Saturday, July 8, 2017

Barrons weekend summary

Barrons weekend summary: Positive on Oil, APA, AVGO, FNSR, ADSK, ALXN, EA, SLAB, BWA; Cautious on Volatility, Macau, Steel, ORLY 

Cover story: The active/passive debate in the investing world hasn’t focused on the issue of whether, or how, increased indexing will affect the market; “Indexing works because it can piggyback on the wisdom of the crowd, but its very rise shrinks the crowd whose decisions help make the market.” 

Tech Trader: Positive on AVGO, FNSR: Rampant spending by tech giants such as GOOGL, AMZN, BIDU, FB, MSFT, and AAPL on streaming, artificial intelligence, and other technologies has led to the need for greater Internet infrastructure, boosting chipmakers and fiber-optic suppliers. 

Trader: “With rates rising and multiples under pressure due to tighter monetary policy, it might take more than your run-of-the-mill earnings beat to send stocks higher,” says UBS strategist Julian Emanuel; Since the financial crisis, investors seem to have confused low volatility with low risk, but at this point volatility has become almost completely disconnected from fundamentals; During the first half, picks from the Trader column returned 6.9%, beating the S&P 500’s average gain of 3% during the same period. 

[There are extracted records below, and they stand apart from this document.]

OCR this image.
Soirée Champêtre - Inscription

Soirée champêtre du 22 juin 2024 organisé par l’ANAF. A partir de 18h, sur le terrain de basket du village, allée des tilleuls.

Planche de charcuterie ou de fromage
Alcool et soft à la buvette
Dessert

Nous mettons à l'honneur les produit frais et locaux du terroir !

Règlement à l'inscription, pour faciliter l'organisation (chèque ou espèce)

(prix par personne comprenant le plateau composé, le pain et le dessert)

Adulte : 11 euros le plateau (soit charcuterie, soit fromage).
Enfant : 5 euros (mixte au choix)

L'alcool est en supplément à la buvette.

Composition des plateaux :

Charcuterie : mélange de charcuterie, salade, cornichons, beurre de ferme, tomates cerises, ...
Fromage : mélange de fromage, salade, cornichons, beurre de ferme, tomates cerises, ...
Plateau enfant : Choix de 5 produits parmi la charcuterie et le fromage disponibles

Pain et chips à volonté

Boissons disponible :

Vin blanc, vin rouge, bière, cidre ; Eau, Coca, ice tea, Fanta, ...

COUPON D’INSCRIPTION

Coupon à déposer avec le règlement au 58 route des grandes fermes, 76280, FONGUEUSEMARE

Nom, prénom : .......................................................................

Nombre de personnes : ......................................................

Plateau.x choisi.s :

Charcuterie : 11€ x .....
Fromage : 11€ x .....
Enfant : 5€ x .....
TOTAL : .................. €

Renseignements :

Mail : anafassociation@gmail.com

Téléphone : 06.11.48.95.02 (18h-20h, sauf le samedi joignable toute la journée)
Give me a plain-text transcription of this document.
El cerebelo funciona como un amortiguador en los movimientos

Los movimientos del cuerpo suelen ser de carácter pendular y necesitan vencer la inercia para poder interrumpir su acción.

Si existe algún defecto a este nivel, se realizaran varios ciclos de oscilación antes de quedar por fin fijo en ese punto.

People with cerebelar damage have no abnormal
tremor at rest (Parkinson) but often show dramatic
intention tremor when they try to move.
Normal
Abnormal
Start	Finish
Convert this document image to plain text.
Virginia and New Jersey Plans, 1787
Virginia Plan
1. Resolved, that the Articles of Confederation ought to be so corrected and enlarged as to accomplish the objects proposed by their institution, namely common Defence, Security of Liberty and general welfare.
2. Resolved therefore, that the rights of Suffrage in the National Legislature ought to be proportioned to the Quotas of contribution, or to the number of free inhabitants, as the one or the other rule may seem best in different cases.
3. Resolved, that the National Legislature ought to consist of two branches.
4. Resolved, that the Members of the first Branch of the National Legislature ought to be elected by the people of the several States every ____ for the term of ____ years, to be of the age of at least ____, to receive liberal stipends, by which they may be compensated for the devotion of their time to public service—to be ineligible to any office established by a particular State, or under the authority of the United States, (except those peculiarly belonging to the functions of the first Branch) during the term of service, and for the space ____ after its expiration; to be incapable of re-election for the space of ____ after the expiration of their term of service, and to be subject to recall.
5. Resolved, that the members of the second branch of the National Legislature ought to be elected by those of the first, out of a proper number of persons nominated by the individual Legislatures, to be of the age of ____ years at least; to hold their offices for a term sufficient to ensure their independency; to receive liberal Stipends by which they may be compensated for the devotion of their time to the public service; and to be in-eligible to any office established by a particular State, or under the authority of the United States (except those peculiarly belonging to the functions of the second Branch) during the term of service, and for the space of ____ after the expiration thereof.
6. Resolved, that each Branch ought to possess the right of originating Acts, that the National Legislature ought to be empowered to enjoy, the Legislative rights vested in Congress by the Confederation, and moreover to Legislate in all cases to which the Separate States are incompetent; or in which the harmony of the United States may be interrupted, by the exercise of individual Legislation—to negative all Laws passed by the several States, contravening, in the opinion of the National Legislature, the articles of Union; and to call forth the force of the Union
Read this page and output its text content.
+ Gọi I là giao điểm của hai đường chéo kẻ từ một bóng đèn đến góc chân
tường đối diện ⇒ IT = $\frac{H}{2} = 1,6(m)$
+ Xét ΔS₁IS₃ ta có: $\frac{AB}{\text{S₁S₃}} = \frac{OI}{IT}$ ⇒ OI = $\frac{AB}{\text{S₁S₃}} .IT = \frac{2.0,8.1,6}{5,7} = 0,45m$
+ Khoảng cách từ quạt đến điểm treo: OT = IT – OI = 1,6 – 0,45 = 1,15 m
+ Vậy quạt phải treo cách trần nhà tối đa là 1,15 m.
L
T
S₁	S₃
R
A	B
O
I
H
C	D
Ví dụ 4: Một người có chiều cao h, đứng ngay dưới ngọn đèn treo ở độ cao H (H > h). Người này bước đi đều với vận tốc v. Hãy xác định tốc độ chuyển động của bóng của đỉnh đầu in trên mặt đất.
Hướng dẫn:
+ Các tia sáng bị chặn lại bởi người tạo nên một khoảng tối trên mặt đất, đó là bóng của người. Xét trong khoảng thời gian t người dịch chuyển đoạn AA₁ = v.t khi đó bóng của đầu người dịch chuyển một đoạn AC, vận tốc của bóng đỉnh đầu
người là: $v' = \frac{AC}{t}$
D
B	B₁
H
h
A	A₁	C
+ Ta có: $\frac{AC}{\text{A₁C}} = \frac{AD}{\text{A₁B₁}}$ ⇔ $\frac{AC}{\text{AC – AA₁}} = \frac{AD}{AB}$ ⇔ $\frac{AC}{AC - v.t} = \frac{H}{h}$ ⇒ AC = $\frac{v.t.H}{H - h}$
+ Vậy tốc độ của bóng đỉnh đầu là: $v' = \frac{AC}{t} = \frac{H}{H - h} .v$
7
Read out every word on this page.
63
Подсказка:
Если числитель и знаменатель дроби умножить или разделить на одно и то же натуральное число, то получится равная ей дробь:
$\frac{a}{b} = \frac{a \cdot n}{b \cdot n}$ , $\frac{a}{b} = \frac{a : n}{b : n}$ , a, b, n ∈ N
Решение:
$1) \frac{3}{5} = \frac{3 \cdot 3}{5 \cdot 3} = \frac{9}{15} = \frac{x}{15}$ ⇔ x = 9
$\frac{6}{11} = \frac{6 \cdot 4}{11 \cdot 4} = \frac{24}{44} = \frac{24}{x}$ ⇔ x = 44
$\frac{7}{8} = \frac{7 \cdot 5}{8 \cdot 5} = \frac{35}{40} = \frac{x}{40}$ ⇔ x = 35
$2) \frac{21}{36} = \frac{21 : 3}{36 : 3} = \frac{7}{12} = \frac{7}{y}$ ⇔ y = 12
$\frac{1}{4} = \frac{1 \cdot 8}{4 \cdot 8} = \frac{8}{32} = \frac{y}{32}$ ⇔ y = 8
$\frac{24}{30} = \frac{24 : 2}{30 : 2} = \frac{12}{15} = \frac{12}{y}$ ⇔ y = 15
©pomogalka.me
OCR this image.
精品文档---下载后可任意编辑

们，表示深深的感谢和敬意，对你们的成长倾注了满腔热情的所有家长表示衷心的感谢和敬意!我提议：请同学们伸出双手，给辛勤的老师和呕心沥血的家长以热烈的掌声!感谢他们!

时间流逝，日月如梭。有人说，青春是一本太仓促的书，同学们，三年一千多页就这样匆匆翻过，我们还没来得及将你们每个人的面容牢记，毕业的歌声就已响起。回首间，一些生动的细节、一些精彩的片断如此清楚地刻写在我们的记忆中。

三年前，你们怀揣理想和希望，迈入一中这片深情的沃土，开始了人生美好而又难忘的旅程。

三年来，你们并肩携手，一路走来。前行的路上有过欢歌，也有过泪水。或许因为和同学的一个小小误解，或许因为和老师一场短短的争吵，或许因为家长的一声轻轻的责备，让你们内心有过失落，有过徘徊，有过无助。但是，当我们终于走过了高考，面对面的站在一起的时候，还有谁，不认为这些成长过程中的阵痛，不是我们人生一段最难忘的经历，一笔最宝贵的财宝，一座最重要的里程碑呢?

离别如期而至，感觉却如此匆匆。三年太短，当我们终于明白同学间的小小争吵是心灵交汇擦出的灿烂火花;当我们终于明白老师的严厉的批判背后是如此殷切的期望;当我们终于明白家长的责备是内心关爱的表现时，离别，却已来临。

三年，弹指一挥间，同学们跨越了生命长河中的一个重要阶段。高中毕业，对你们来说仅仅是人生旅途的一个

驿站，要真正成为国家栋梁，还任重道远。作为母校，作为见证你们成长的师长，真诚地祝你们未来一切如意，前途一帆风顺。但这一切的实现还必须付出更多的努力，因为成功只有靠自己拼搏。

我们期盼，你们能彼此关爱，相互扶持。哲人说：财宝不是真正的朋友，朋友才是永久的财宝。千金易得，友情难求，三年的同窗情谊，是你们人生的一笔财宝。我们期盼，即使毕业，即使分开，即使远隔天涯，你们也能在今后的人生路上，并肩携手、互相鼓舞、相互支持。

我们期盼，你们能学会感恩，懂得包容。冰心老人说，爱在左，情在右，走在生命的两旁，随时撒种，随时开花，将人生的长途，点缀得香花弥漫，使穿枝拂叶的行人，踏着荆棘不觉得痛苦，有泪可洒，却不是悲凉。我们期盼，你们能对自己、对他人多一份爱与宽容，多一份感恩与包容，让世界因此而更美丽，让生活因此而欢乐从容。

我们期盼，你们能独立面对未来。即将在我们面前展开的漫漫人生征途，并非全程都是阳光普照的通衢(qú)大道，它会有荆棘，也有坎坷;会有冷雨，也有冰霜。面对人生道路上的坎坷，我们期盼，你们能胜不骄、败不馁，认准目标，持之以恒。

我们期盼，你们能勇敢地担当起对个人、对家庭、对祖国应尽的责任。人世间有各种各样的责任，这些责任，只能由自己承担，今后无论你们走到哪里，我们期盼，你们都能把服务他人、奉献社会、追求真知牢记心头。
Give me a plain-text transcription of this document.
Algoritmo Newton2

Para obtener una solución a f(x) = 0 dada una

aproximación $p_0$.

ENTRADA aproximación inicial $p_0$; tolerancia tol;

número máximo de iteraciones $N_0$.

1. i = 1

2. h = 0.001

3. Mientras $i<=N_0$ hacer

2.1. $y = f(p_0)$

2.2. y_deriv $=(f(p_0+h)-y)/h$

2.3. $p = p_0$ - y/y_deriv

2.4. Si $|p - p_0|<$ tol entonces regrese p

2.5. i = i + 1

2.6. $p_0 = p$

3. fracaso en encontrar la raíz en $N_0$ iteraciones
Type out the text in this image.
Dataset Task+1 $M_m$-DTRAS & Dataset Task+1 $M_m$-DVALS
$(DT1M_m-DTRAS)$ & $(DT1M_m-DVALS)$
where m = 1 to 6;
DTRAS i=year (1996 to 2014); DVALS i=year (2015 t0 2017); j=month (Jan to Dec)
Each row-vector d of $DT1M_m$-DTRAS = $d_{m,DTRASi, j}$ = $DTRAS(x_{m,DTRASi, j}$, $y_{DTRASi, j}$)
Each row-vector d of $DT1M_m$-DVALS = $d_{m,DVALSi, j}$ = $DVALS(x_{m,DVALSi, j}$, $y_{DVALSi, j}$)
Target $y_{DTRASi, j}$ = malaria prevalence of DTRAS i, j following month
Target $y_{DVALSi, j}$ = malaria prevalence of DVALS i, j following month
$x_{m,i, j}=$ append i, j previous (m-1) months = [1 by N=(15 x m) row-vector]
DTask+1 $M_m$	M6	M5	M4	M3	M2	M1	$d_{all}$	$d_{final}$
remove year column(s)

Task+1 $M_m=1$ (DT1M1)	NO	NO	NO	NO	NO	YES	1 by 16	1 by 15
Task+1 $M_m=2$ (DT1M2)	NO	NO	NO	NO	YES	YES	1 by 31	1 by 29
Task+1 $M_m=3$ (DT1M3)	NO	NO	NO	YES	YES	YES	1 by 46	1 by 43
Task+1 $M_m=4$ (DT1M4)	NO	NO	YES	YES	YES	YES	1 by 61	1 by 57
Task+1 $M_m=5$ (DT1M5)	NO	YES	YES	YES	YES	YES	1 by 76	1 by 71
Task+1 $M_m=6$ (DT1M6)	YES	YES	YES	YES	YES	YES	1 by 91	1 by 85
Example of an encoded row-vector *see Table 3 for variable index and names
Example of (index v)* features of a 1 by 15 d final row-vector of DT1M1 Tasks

1) “The price of crude oil could touch $60 a barrel before the end of the year, as demand exceeds supply”; traders have had difficulty interpreting the effect on price of recent events in the market, says Citigroup’s Eric Lee; 
2) Positive on APA: Shares of Apache, one of the worst-performing stocks in the market this year, could double as the company’s value is realized by the market or a sale, and some institutional investors are buying; Positive on ADSK, ALXN, EA, SLAB: Companies look attractive on the metric of selling, general, and administrative expenses (SG&A), which academics have linked to future stock returns. 

Mutual Funds Quarterly: 
1) Evidence from the last proxy season indicates the largest passive investors are becoming more active; 
2) Research carried out during the past several years suggests that companies scoring well on gender equality have a tangible edge over less-diverse peers; 
3) Providers of so-called multi-factor exchange traded funds say they should replace funds based on broad-market indexes, but the jury is still out; 
4) A look at leaders and laggards in the second quarter across a range of fund types. 

Follow-Up: Cautious on ORLY: Auto-parts supplier still needs time to get back on track, and shares are down after poor quarterly performance, but investors should hold on to them; Positive on BWA: Company should see increased revenue as automakers sell a higher mix of gasoline models that need to meet fleet efficiency requirements. 

European Trader: UBS chief Sergio Ermotti’s move to shrink the investment bank to focus on wealth management has “made the firm a strange beast in the financial-services jungle”—and difficult to value. 

Asian Trader: “Investors have been all-in for Macau’s gaming stocks this year, but now it looks like a good time to take some money off the table.”

Emerging Markets: As the U.S. and Mexico undertake the renegotiation of NAFTA, “the more complex subjects of labor mobility and taxes will prove vexing,” leading to a pause in the peso’s rise, some Mexican stock weakness, and an upside for some Mexican bonds. 

Commodities: “China’s economic slowdown, a U.S. bid to halt imports, and a strong dollar are likely to stagnate steel’s price in the near term.” 

Streetwise: The column asks four questions about the stock market: Who is afraid of rising yields? What do Q2 results say about future earnings power? Will earnings peak this year? Is bullish positioning excessive?